How can we communicate experience of place?
Do number, reports, graphs give us the sense of a place? Most of us would reply No, and yet these are what are used in many decisions affecting the environment when deciding on which trees to clear, or where to place construction. However, in pointing out, in The Songs of Trees, that the best global environmental solution is not always obvious David George Haskell makes the case that:
Ideas and statutes that live only in disembodied intellect are fragile, easily manipulated by both sides in a debate…Knowledge gained through extended, bodily relationship with the forest, including the forest’s human communities, is more robust.
David George Haskell
What about maps? Borges’ cartographers are a perfect example of the inadequacy of maps. In an effort to “attain Perfection” they added more and more to their map, increasing the scale each time, until it was a 1:1 scale and covered their kingdom in On Exactitude in Science.
In time, those Unconscionable Maps no longer satisfied, and the Cartographers Guilds struck a Map of the Empire whose size was that of the Empire, and which coincided point for point with it.
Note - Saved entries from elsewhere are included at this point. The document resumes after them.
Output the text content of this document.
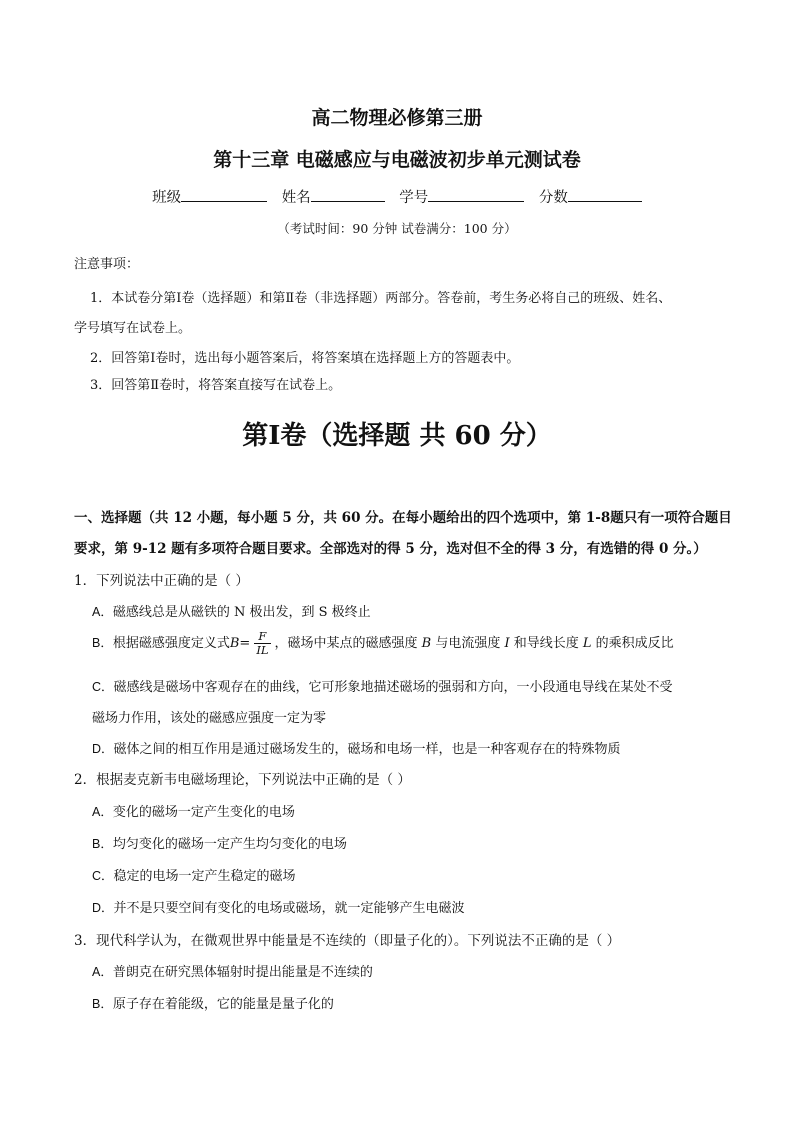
高二物理必修第三册
第十三章 电磁感应与电磁波初步单元测试卷
班级	姓名	学号	分数
（考试时间：90 分钟 试卷满分：100 分）
注意事项：
1．本试卷分第Ⅰ卷（选择题）和第Ⅱ卷（非选择题）两部分。答卷前，考生务必将自己的班级、姓名、
学号填写在试卷上。
2．回答第Ⅰ卷时，选出每小题答案后，将答案填在选择题上方的答题表中。
3．回答第Ⅱ卷时，将答案直接写在试卷上。
第Ⅰ卷（选择题 共 60 分）
一、选择题（共 12 小题，每小题 5 分，共 60 分。在每小题给出的四个选项中，第 1-8题只有一项符合题目
要求，第 9-12 题有多项符合题目要求。全部选对的得 5 分，选对但不全的得 3 分，有选错的得 0 分。）
1．下列说法中正确的是（ ）
A．磁感线总是从磁铁的 N 极出发，到 S 极终止
B．根据磁感强度定义式$B= \frac{F}{IL}$ ，磁场中某点的磁感强度 B 与电流强度 I 和导线长度 L 的乘积成反比
C．磁感线是磁场中客观存在的曲线，它可形象地描述磁场的强弱和方向，一小段通电导线在某处不受
磁场力作用，该处的磁感应强度一定为零
D．磁体之间的相互作用是通过磁场发生的，磁场和电场一样，也是一种客观存在的特殊物质
2．根据麦克新韦电磁场理论，下列说法中正确的是（ ）
A．变化的磁场一定产生变化的电场
B．均匀变化的磁场一定产生均匀变化的电场
C．稳定的电场一定产生稳定的磁场
D．并不是只要空间有变化的电场或磁场，就一定能够产生电磁波
3．现代科学认为，在微观世界中能量是不连续的（即量子化的）。下列说法不正确的是（ ）
A．普朗克在研究黑体辐射时提出能量是不连续的
B．原子存在着能级，它的能量是量子化的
The following Generations, who were not so fond of the Study of Cartography as their Forebears had been, saw that that Map was Useless…
Jorge Luis Borges
Photographs perhaps? Emma Cocker refers to the “glitch in photography’s promise” in that:
the image only infrequently captures the experience of the moment, more often stripping the event of meaningful content. Arguably the photographic memento of travel is only ever a pale echo of experiential encounter with a place, its documentary value serving merely as an aide-mémoire for those who participated in the actual journey.
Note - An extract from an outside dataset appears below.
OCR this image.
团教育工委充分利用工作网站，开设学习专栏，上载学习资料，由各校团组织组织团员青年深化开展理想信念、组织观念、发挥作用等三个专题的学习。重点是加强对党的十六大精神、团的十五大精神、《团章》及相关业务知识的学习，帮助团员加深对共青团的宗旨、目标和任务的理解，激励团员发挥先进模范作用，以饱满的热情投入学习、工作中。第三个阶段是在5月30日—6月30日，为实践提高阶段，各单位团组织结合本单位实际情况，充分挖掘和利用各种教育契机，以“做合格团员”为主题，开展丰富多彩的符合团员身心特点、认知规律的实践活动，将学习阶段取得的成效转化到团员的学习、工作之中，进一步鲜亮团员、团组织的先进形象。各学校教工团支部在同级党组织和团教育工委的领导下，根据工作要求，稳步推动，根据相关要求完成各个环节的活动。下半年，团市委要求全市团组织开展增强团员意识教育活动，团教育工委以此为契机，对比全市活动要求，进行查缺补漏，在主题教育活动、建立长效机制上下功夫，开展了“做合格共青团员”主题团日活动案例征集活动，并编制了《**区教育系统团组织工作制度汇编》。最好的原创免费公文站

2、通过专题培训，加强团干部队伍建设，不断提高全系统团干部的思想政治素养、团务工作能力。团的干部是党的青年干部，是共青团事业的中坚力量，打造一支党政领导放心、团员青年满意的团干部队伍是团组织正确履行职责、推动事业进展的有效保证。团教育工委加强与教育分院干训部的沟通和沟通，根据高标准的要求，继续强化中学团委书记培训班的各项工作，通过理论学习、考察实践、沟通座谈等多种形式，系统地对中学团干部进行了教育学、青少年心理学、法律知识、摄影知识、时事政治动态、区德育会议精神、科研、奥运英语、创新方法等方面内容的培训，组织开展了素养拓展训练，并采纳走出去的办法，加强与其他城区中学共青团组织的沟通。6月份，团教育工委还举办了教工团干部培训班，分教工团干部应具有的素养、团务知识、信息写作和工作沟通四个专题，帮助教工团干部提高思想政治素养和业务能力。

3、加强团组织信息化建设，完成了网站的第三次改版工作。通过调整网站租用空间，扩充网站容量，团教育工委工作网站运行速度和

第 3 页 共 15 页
In the same article, published in Nature (Whitechapel: Documents of Contemporary Art), she compares the syntax that pauses and blank spaces in a series of projected photographs produce in Heather and Ivan Morison’s Earthwalker to the rhythms of walking, injecting a narrative into the images. So perhaps photographs can communicate some of the experience of places in the way in which they are grouped and presented (although rarely in a single image).
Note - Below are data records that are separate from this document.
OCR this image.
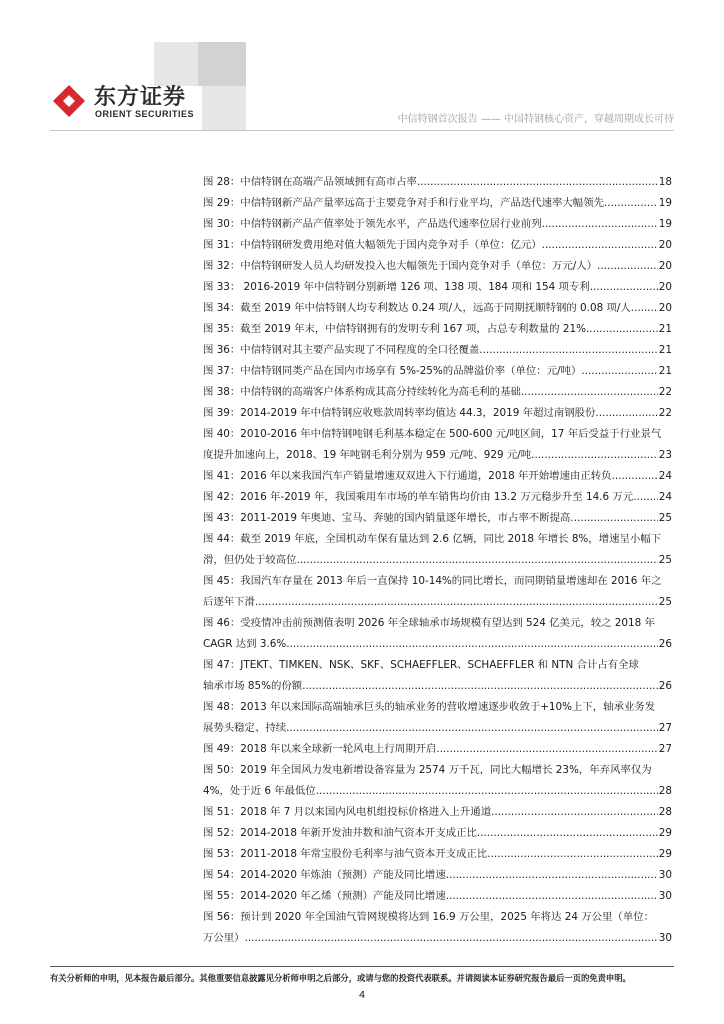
东方证券
ORIENT SECURITIES	中信特钢首次报告 —— 中国特钢核心资产，穿越周期成长可待
图 28：中信特钢在高端产品领域拥有高市占率 .....	18
图 29：中信特钢新产品产量率远高于主要竞争对手和行业平均，产品迭代速率大幅领先 .....	19
图 30：中信特钢新产品产值率处于领先水平，产品迭代速率位居行业前列 .....	19
图 31：中信特钢研发费用绝对值大幅领先于国内竞争对手（单位：亿元） .....	20
图 32：中信特钢研发人员人均研发投入也大幅领先于国内竞争对手（单位：万元/人） .....	20
图 33： 2016-2019 年中信特钢分别新增 126 项、138 项、184 项和 154 项专利 .....	20
图 34：截至 2019 年中信特钢人均专利数达 0.24 项/人，远高于同期抚顺特钢的 0.08 项/人 .....	20
图 35：截至 2019 年末，中信特钢拥有的发明专利 167 项，占总专利数量的 21% .....	21
图 36：中信特钢对其主要产品实现了不同程度的全口径覆盖 .....	21
图 37：中信特钢同类产品在国内市场享有 5%-25%的品牌溢价率（单位：元/吨） .....	21
图 38：中信特钢的高端客户体系构成其高分持续转化为高毛利的基础 .....	22
图 39：2014-2019 年中信特钢应收账款周转率均值达 44.3，2019 年超过南钢股份 .....	22
图 40：2010-2016 年中信特钢吨钢毛利基本稳定在 500-600 元/吨区间，17 年后受益于行业景气
度提升加速向上，2018、19 年吨钢毛利分别为 959 元/吨、929 元/吨 .....	23
图 41：2016 年以来我国汽车产销量增速双双进入下行通道，2018 年开始增速由正转负 .....	24
图 42：2016 年-2019 年，我国乘用车市场的单车销售均价由 13.2 万元稳步升至 14.6 万元 ..... 24
图 43：2011-2019 年奥迪、宝马、奔驰的国内销量逐年增长，市占率不断提高 .....	25
图 44：截至 2019 年底，全国机动车保有量达到 2.6 亿辆，同比 2018 年增长 8%，增速呈小幅下
滑，但仍处于较高位 .....	25
图 45：我国汽车存量在 2013 年后一直保持 10-14%的同比增长，而同期销量增速却在 2016 年之
后逐年下滑 .....	25
图 46：受疫情冲击前预测值表明 2026 年全球轴承市场规模有望达到 524 亿美元，较之 2018 年
CAGR 达到 3.6% .....	26
图 47：JTEKT、TIMKEN、NSK、SKF、SCHAEFFLER、SCHAEFFLER 和 NTN 合计占有全球
轴承市场 85%的份额 .....	26
图 48：2013 年以来国际高端轴承巨头的轴承业务的营收增速逐步收敛于+10%上下，轴承业务发
展势头稳定、持续 .....	27
图 49：2018 年以来全球新一轮风电上行周期开启 .....	27
图 50：2019 年全国风力发电新增设备容量为 2574 万千瓦，同比大幅增长 23%，年弃风率仅为
4%，处于近 6 年最低位 .....	28
图 51：2018 年 7 月以来国内风电机组投标价格进入上升通道 .....	28
图 52：2014-2018 年新开发油井数和油气资本开支成正比 .....	29
图 53：2011-2018 年常宝股份毛利率与油气资本开支成正比 .....	29
图 54：2014-2020 年炼油（预测）产能及同比增速 .....	30
图 55：2014-2020 年乙烯（预测）产能及同比增速 .....	30
图 56：预计到 2020 年全国油气管网规模将达到 16.9 万公里，2025 年将达 24 万公里（单位：
万公里） .....	30
有关分析师的申明，见本报告最后部分。其他重要信息披露见分析师申明之后部分，或请与您的投资代表联系。并请阅读本证券研究报告最后一页的免责申明。
4
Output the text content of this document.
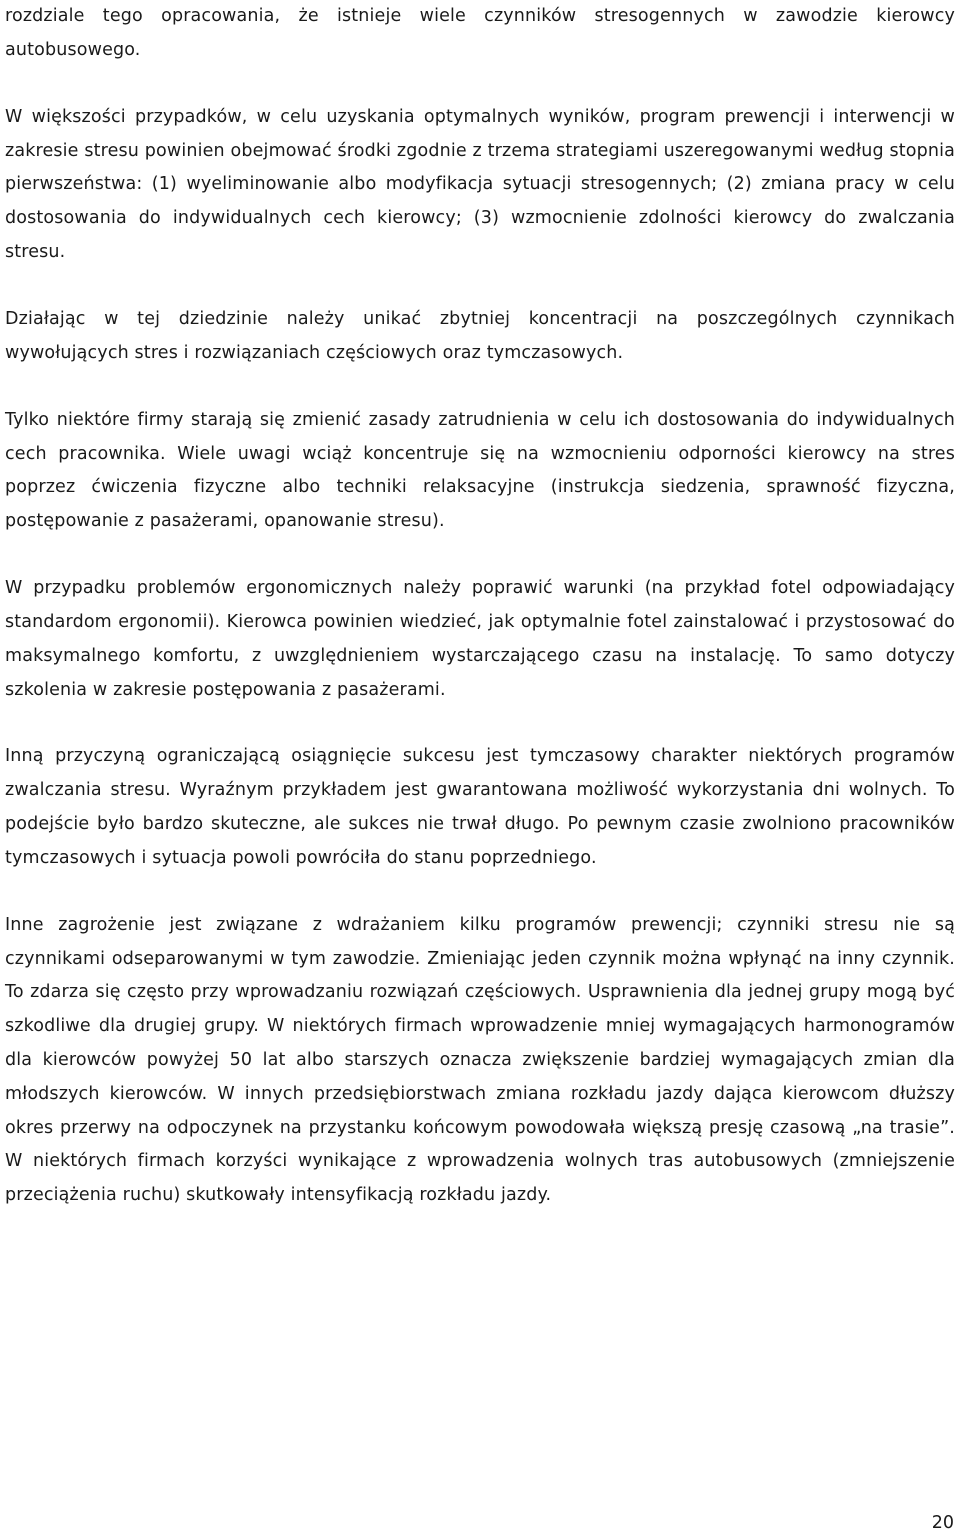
rozdziale tego opracowania, że istnieje wiele czynników stresogennych w zawodzie kierowcy autobusowego.

W większości przypadków, w celu uzyskania optymalnych wyników, program prewencji i interwencji w zakresie stresu powinien obejmować środki zgodnie z trzema strategiami uszeregowanymi według stopnia pierwszeństwa: (1) wyeliminowanie albo modyfikacja sytuacji stresogennych; (2) zmiana pracy w celu dostosowania do indywidualnych cech kierowcy; (3) wzmocnienie zdolności kierowcy do zwalczania stresu.

Działając w tej dziedzinie należy unikać zbytniej koncentracji na poszczególnych czynnikach wywołujących stres i rozwiązaniach częściowych oraz tymczasowych.

Tylko niektóre firmy starają się zmienić zasady zatrudnienia w celu ich dostosowania do indywidualnych cech pracownika. Wiele uwagi wciąż koncentruje się na wzmocnieniu odporności kierowcy na stres poprzez ćwiczenia fizyczne albo techniki relaksacyjne (instrukcja siedzenia, sprawność fizyczna, postępowanie z pasażerami, opanowanie stresu).

W przypadku problemów ergonomicznych należy poprawić warunki (na przykład fotel odpowiadający standardom ergonomii). Kierowca powinien wiedzieć, jak optymalnie fotel zainstalować i przystosować do maksymalnego komfortu, z uwzględnieniem wystarczającego czasu na instalację. To samo dotyczy szkolenia w zakresie postępowania z pasażerami.

Inną przyczyną ograniczającą osiągnięcie sukcesu jest tymczasowy charakter niektórych programów zwalczania stresu. Wyraźnym przykładem jest gwarantowana możliwość wykorzystania dni wolnych. To podejście było bardzo skuteczne, ale sukces nie trwał długo. Po pewnym czasie zwolniono pracowników tymczasowych i sytuacja powoli powróciła do stanu poprzedniego.

Inne zagrożenie jest związane z wdrażaniem kilku programów prewencji; czynniki stresu nie są czynnikami odseparowanymi w tym zawodzie. Zmieniając jeden czynnik można wpłynąć na inny czynnik. To zdarza się często przy wprowadzaniu rozwiązań częściowych. Usprawnienia dla jednej grupy mogą być szkodliwe dla drugiej grupy. W niektórych firmach wprowadzenie mniej wymagających harmonogramów dla kierowców powyżej 50 lat albo starszych oznacza zwiększenie bardziej wymagających zmian dla młodszych kierowców. W innych przedsiębiorstwach zmiana rozkładu jazdy dająca kierowcom dłuższy okres przerwy na odpoczynek na przystanku końcowym powodowała większą presję czasową „na trasie”. W niektórych firmach korzyści wynikające z wprowadzenia wolnych tras autobusowych (zmniejszenie przeciążenia ruchu) skutkowały intensyfikacją rozkładu jazdy.

20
Walking…carries the possibility of breathing life, introducing a temporal beat or narrative into the abstract spatial grid or dead text of the map. Both the photograph and the pedestrian act can thus be used as a means of disrupting the way in which things are habitually seen, presenting a more contingent and revelatory notion of space.
Emma Cocker
This narrative-creation may be a part of the solution: Christoper Tilley contrasts maps with narrative in A Phenomenology of Landscape:
Spatial stores are about the operations and practices which constitute places and locales. The map, by contrast, involves a stripping away of these things.
Christopher Tilley
These writers address a central problem that occurs every time we try to communicate place-knowledge to others, whether it is a rural or an urban place that we are describing: numbers, maps, even photographs do not and can not tell the full story. Does that mean we should give up? Heck, no. But it does mean that there is no good substitute for experience, that we need to at least visit a place and spend time with its inhabitants (animal, insect, plant or human) before we make judgements about its value or continued existence.